Professor Sorensen’s talk is called: Innovation at the periphery: global threats and responses in regional Australia. It will focus on how regions will weather change from the accelerating rate of technological innovation, heightened global competition, demand for development capital, an increasing awareness of environmental threat, the rapidly changing demographics and lifestyle structures, and increasing political stress as governments attempt to walk a tightrope as they try to engineer a seamless economic transition from the past to the future.
Professor Sorensen will look at the strengths and weaknesses of Australia generally and its non-metropolitan regions, specifically in relation to some of the major shifts currently under way.
‘For example, we all know about the mining boom and the rising value of the Australian dollar,’ he said.
‘But how many are aware of the possibility of agriculture joining the resources rush?
‘In this process we may be on the cusp of creating a rural/regional society which, for the first time in 500 years (since the Renaissance), is more wealthy than our major cities.
‘Simultaneously there are many innovative small businesses in rural Australia which might be under stress under current currency alignments, and facing uncertain futures.
‘If rural society faces a cornucopia of threats and opportunities, what do we need to do to minimise the former and optimise the latter.
‘This primarily is a story about engineering a seamless transition from the past, which will shortly be dead and buried, to an almost unimagined portfolio of industries, skills and lifestyles.
‘Looking back over the past 20 years my only thoughts are wow and how the events of the next 20 years are likely to rock our foundations.

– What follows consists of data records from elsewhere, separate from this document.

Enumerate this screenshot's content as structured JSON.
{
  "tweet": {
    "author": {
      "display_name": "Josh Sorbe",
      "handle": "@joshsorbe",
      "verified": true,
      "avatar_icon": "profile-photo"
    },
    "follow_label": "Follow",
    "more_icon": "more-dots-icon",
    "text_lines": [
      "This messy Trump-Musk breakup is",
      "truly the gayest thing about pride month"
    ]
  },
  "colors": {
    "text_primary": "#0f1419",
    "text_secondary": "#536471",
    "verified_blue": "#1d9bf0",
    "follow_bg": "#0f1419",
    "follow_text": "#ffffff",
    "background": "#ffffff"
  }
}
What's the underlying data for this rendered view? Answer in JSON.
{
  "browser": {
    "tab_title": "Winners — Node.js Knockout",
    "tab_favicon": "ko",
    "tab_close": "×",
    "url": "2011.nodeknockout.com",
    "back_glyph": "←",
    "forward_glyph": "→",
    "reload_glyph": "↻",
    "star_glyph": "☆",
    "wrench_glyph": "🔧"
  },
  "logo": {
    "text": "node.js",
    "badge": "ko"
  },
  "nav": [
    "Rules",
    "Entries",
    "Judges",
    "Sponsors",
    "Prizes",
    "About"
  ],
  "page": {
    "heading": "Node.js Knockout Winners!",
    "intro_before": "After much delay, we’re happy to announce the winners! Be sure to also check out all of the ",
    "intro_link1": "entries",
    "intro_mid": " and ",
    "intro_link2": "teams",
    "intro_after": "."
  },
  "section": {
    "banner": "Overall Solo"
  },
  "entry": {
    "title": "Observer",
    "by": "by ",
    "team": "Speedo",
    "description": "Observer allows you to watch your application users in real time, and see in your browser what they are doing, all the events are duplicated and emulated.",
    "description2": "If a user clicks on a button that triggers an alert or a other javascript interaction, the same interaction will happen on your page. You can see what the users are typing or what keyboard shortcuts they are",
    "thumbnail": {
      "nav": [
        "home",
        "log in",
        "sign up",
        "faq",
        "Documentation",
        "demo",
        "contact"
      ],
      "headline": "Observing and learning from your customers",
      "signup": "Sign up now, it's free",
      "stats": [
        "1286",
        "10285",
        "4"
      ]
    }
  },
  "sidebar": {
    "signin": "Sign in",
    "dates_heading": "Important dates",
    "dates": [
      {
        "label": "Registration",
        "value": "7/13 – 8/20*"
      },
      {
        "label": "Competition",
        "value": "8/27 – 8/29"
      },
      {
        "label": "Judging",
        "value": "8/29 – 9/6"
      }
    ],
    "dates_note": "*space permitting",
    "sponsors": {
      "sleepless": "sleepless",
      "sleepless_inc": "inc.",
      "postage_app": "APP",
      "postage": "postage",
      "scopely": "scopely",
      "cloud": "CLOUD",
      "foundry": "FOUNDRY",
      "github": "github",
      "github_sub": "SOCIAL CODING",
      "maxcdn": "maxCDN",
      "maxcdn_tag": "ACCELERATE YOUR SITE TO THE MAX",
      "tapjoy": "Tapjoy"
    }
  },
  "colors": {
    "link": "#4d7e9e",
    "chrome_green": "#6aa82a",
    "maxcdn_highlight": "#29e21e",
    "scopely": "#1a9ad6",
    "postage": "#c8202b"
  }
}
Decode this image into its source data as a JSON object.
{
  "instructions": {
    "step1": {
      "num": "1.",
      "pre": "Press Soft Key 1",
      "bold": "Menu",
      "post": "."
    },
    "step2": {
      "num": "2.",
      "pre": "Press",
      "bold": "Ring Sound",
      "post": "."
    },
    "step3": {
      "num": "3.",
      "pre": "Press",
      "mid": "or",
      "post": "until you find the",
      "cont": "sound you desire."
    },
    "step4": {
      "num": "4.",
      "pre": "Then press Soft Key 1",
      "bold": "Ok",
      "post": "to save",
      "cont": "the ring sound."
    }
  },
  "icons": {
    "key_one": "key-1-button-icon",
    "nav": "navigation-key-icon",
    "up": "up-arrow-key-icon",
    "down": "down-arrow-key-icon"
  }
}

‘But the task of managing this transition actively will be highly complex and multi-faceted – a long way from past regional development practice.
‘The usual types of agency may hang around, but the ways in which they go about their task could radically change.
‘Regional development, more than in the past, will be about raising venture capital, focusing on research and development, generating ideas, harnessing entrepreneurship, and creating community cultures anxious to ditch the baggage of the past and design the future.
‘Much of this agenda will involve psychological manipulation of hopes, expectations, action, and interpersonal or inter-institutional engagement.’